Invalid rule type warnings in O11y serverless projects

[ymao1]

To recreate, run a serverless observability project and navigate to the alerts table (you don't have to add any rules). In your console, you will see the following logs:

[2024-12-12T13:03:43.077-05:00][WARN ][plugins.ruleRegistry] Found invalid rule type 'metrics.alert.threshold' while using privateRuleRegistryAlertsSearchStrategy search strategy. No alert data from this rule type will be searched.
[2024-12-12T13:03:43.078-05:00][WARN ][plugins.ruleRegistry] Found invalid rule type 'xpack.uptime.alerts.tls' while using privateRuleRegistryAlertsSearchStrategy search strategy. No alert data from this rule type will be searched.
[2024-12-12T13:03:43.078-05:00][WARN ][plugins.ruleRegistry] Found invalid rule type 'xpack.uptime.alerts.tlsCertificate' while using privateRuleRegistryAlertsSearchStrategy search strategy. No alert data from this rule type will be searched.
[2024-12-12T13:03:43.078-05:00][WARN ][plugins.ruleRegistry] Found invalid rule type 'xpack.uptime.alerts.monitorStatus' while using privateRuleRegistryAlertsSearchStrategy search strategy. No alert data from this rule type will be searched.
[2024-12-12T13:03:43.078-05:00][WARN ][plugins.ruleRegistry] Found invalid rule type 'xpack.uptime.alerts.durationAnomaly' while using privateRuleRegistryAlertsSearchStrategy search strategy. No alert data from this rule type will be searched.
[2024-12-12T13:03:43.078-05:00][WARN ][plugins.ruleRegistry] Found invalid rule type 'logs.alert.document.count' while using privateRuleRegistryAlertsSearchStrategy search strategy. No alert data from this rule type will be searched.
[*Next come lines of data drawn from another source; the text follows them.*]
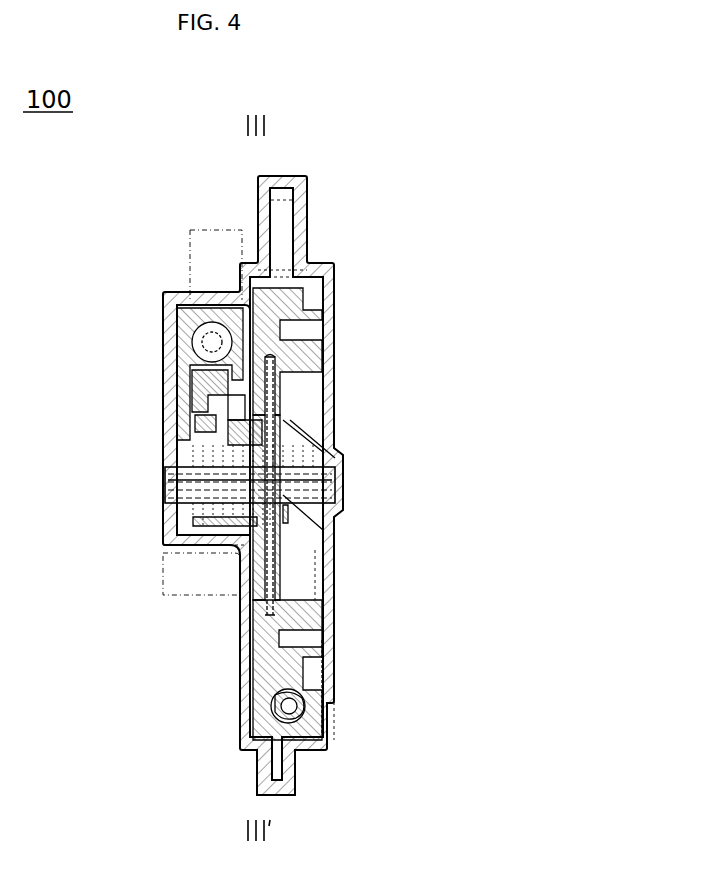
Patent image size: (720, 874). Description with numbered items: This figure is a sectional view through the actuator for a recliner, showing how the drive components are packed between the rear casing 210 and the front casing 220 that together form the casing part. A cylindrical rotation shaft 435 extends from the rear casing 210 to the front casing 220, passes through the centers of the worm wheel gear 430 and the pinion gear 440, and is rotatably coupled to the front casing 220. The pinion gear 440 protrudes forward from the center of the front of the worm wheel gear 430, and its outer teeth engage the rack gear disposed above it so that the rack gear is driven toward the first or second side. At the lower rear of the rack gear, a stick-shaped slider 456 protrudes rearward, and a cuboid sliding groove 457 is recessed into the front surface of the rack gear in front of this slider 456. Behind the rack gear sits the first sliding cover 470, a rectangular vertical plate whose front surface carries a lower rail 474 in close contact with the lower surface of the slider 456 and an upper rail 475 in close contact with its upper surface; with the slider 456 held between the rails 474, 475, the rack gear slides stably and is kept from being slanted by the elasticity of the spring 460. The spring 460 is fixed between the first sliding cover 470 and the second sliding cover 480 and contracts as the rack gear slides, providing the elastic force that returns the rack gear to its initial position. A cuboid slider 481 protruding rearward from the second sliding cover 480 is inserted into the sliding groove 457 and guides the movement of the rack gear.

The rear casing 210 is at (327, 290).
The front casing 220 is at (176, 350).
The worm wheel gear 430 is at (312, 630).
The rotation shaft 435 is at (185, 485).
The pinion gear 440 is at (203, 513).
The slider 456 is at (232, 423).
The sliding groove 457 is at (240, 427).
The spring 460 is at (192, 336).
The first sliding cover 470 is at (230, 312).
The rail 474 is at (242, 447).
The rail 475 is at (237, 410).
The second sliding cover 480 is at (185, 383).
The slider 481 is at (205, 425).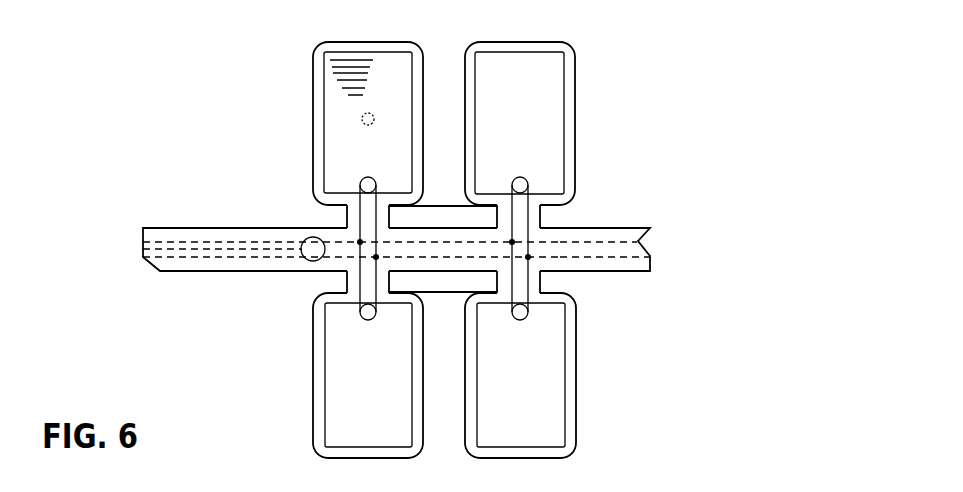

This is because these rule types are not registered in the serverless o11y project but the alerts table is still sending them in the request:

https://localhost:5601/internal/rac/alerts/index?ruleTypeIds=apm.error_rate&ruleTypeIds=apm.transaction_error_rate&ruleTypeIds=apm.transaction_duration&ruleTypeIds=apm.anomaly&ruleTypeIds=xpack.synthetics.alerts.monitorStatus&ruleTypeIds=xpack.synthetics.alerts.tls&ruleTypeIds=metrics.alert.threshold&ruleTypeIds=metrics.alert.inventory.threshold&ruleTypeIds=xpack.uptime.alerts.tls&ruleTypeIds=xpack.uptime.alerts.tlsCertificate&ruleTypeIds=xpack.uptime.alerts.monitorStatus&ruleTypeIds=xpack.uptime.alerts.durationAnomaly&ruleTypeIds=logs.alert.document.count&ruleTypeIds=slo.rules.burnRate&ruleTypeIds=observability.rules.custom_threshold&ruleTypeIds=.es-query&ruleTypeIds=xpack.ml.anomaly_detection_alert

[elasticmachine]

Pinging @elastic/obs-ux-management-team (Team:obs-ux-management)

[maryam-saeidi]

@cnasikas @umbopepato, do you have any idea what might be the issue? Maybe for uptime rules, it is because they are deprecated. 🤔

[elasticmachine]

Pinging @elastic/response-ops (Team:ResponseOps)

[cnasikas]

The alerts table accepts an array of rule type IDs. Then, it uses the provided rule type IDs and passes them to the API to fetch the alerts. The search strategy related to alerts logs this message in serverless because the alerts table requests rule types that are not registered. We discussed it offline and decided to remove the log because it did not seem useful. We filter out unsupported rule type IDs before fetching the alerts.